I will leave comment on the military aspects of this event to Penigma, as he has a background in the armed forces that I lack. It does not require military experience to question why ribbons and commendations were awarded for delusional actions resulting in the deaths of 290 passengers (including 66 children). Above and beyond what were at best a bad response to the shooting down of flight 655, were the U.S. contributions to Saddam Hussein in waging war on Iran during the Iran Iraq war that lasted from 1980 to 1988. Some estimates of casualties are in the range of 2 million, and the weapons used by Saddam Hussein include some of his earliest experiments in massive use of poison gas as a WMD. The Iran Iraq War is in large part the reason that 70% of the population of Iran is currently under the age of 30. Currently, even as the Iran government is sending agents provacateur into Iraq against us, we are sending individuals into Iran to undermine the current regime.

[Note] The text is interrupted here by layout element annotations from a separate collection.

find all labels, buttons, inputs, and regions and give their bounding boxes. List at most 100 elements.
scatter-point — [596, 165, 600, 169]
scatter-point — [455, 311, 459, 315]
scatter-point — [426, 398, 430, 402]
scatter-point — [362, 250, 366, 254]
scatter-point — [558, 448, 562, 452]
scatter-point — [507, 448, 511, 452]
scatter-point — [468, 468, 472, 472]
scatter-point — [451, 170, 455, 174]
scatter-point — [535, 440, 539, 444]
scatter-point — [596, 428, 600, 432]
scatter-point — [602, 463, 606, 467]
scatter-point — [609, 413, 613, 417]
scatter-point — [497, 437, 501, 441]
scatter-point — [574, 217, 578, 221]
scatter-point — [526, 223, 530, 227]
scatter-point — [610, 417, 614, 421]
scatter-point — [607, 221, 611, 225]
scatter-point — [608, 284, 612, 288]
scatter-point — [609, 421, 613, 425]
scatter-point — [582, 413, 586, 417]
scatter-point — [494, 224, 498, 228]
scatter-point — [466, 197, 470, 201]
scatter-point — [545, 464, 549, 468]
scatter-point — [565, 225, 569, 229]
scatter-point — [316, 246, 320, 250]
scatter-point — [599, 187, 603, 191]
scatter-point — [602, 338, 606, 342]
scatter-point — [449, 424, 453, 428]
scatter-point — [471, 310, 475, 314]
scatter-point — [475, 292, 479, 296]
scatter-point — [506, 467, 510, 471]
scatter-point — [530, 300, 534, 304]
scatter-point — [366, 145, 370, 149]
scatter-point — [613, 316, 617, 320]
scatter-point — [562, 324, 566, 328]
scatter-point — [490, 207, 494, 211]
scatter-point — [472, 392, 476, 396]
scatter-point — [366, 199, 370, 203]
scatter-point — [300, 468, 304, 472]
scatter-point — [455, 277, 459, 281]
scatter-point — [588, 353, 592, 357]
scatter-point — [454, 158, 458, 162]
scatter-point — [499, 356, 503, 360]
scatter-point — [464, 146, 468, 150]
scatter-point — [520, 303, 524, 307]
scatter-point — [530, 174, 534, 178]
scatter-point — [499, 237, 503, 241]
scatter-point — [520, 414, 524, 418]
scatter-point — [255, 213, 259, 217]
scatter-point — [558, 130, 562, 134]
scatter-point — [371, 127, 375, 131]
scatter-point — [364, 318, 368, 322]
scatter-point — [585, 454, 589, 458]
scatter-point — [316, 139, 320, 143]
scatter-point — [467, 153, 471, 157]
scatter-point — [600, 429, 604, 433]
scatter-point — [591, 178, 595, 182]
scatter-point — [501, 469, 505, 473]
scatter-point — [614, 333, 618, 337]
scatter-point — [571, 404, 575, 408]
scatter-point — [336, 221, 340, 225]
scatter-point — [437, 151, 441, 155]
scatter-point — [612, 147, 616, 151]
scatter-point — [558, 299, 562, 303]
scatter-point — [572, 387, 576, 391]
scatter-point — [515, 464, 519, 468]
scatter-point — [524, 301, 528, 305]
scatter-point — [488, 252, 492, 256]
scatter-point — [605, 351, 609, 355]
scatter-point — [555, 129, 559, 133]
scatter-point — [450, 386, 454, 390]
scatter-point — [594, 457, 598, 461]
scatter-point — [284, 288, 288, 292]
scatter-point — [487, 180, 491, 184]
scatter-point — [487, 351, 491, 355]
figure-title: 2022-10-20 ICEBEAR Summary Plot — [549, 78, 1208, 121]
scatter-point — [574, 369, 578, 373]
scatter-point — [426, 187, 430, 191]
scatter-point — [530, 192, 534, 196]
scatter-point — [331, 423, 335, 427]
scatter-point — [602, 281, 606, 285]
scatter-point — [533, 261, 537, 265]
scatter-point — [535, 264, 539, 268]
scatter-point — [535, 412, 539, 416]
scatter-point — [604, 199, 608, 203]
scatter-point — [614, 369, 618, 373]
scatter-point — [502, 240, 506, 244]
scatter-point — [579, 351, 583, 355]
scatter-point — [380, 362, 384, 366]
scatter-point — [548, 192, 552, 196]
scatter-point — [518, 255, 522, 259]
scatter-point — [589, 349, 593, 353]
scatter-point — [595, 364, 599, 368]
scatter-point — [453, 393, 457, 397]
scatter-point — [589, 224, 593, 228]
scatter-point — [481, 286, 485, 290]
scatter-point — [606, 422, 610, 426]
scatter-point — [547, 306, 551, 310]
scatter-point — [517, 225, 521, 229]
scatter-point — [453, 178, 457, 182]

One of the interviews criticizing President Obama included the commentator P. J. O'Rourke, who in response to a comment that the Iranians were unlikely to seek our involvement in their internal differences because of our past actions interfering with them, blew off the idea. "That was a long time ago. No one is going to remember all that stuff from the past." (I paraphrase his comments approximately) Rather, he asserted that we, as moral leaders of the world, should be setting an example by standing up for the rebelling factions. Even if the Iranian factions hadn't asked for our help - or our comments. This would be comparable to the citizens of the United States forgetting Pearl Harbor Day, AND 9/11, AND the Oklahoma City Bombing. This would be comparable to the USA telling the survivors of the Japanese American internment camps they should appreciate how morally superior we are as a country.
Similar statements were made by other conservatives/ right wing/ Republican hawks advocating a more aggressive policy, including John McCain. Senator Graham of South Carolina expressed not only the desire for more provocative statements from the President; he asserted that clearly the Iranians must be asking for our help because some of their signs were IN ENGLISH!
Apparently Senator Graham is unaware that not only is English the language of other countries besides the United States, but it is far more widely understood worldwide as the language of both business and diplomacy than Farsi.
It has been my experience when traveling abroad generally, and especially in the middle east, that the citizens of other countries have very good memories, very long memories, and consistently a better grasp of both history and geography than the average American. There seems to be a willingness to meet Americans half-way, in a spirit of good will, at least for individuals. Failing to acknowledge having ever done anything wrong anywhere at any time, is taken to be a foolish arrogance on our part that is incomprehensible to them. It is incomprehensible to me.
Thank GOD that Obama has the courage and strength to understand and admit our failures, in order to transcend them. Thank GOD that we have a leader who is finally sufficiently confident in himself to proceed carefully and with restraint; who will not let himself be stampeded or pressured into stupidity. A man who clearly understands the value of what is said, and also the sometimes even greater importance of what is NOT said, in being our face to the world.